US Soccer has a chequered history, it must be said. From the glitzy 1970’s days of Pele, Bobby Moore, Franz Beckenbauer and the New York Cosmos to the current and expanding Major League Soccer, never before has football – as we know it here in England – been so popular across the pond, but I ask this question: is the beautiful game finally on the verge of realising its huge potential in the US?
“Soccer” of course, it could be strongly argued has never really truly got off the ground in America. Overshadowed largely by numerous other sports, including Baseball, American Football and Basketball, soccer just hasn’t had a look in stateside, but the feeling is now rife that this is all going to change. Women’s football and the changes to educational curricula to involve soccer for kids have boosted the game at the all-important grass roots stage of development in America, and we will very soon begin to see the real benefits of this.
Continual, steady growth from the Men’s National Team has not only boosted the team’s profile, but also highlighted the desire of young Americans to play a sport that was previously alien to them. Yes folks, football, has arrived in the USA, and it’s there to stay.
So, what’s changed for US Soccer since the much feted North American Soccer League of the 1970s and the early years of MLS? Most importantly it’s the structure and people’s beliefs. Children are now playing soccer at school, they are playing soccer at home, and for the very first time they know all about Jurgen Klinsmann and Landon Donovan. Their teams are also regularly hosting top European sides in the European off-season of the summer months.
Only in the last few days have we seen Manchester United, Arsenal, Liverpool and my very own Crystal Palace playing against some stiff American opposition in our pre-season friendlies. Real Madrid, AC Milan, Inter Milan and Italian giants Roma are also competing in the 2014 International Champions Cup, which is held in various stadiums across the country.
Playing in the US is of course part of any big team’s marketing ploy – the advantages of tapping into a foreign merchandise market are just too good to turn down for most of our largest clubs, but once again, it’s a sign that US Soccer is now firmly on the global football map, and is a country where the beautiful game is to be taken very seriously.
Also on the evidence of a very successful World Cup campaign this Summer for the USA coupled by the influx of real, genuine world class players, it would now appear that MLS is now firmly in the shop window of global stars who view the American league as both competitive and, of course, lucrative.
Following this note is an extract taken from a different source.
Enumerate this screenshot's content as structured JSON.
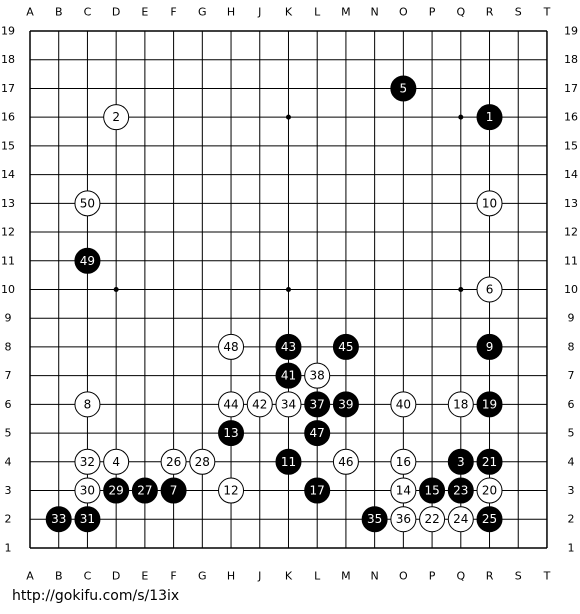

Household names such as Frank Lampard, David Villa and Kaka have all recently signed up for a stint in the US, hot on the heels of other global stars such as David Beckham, Thierry Henry, Tim Cahill and Jermain Defoe. Although they are all footballers approaching the end of their successful careers, the messages sent to other similar players is simple: if it’s good enough for me, it’s good enough for you.
Providing the foreign invasion is dealt with in a financially prudent way for clubs, the benefits for both MLS and its own existing American soccer stars are endless. Whilst the US Men’s National Team under Klinsmann received rave reviews globally for its endeavour and team spirit, the “X-Factor” quality was perhaps somewhat lacking. Yet playing and training with these new guys day in day out can not only help the future generation of American soccer players, but also continue to develop the current crop.
The introduction of new teams in Orlando and New York City in 2015 and Atlanta in 2017 is the stuff made of fantasy for us football addicts. Orlando City have of course climbed their way up the football pyramid, and the amazing job that Adrian Heath has done there is the stuff of legend. Heath is, of course, English and was a top flight striker here who starred for Everton, so it is nice to see him doing so well and good to see an English coach succeeding overseas.
To be able to assemble a football club from nothing would be a dream come true for any football fan, and particularly with the budgets available to these clubs. Not forgetting the imminent introduction of a new David Beckham experiment with MLS re-entry into the Miami market, I can’t think of another country with such huge, untapped football potential, and a league in which we will all hold a vested interest in at least one or two teams.
It’s an intriguing and somewhat unique situation, and an extremely exciting time for US Soccer. One would hope that the US National Teams can continue to grow, improve and win more fans worldwide.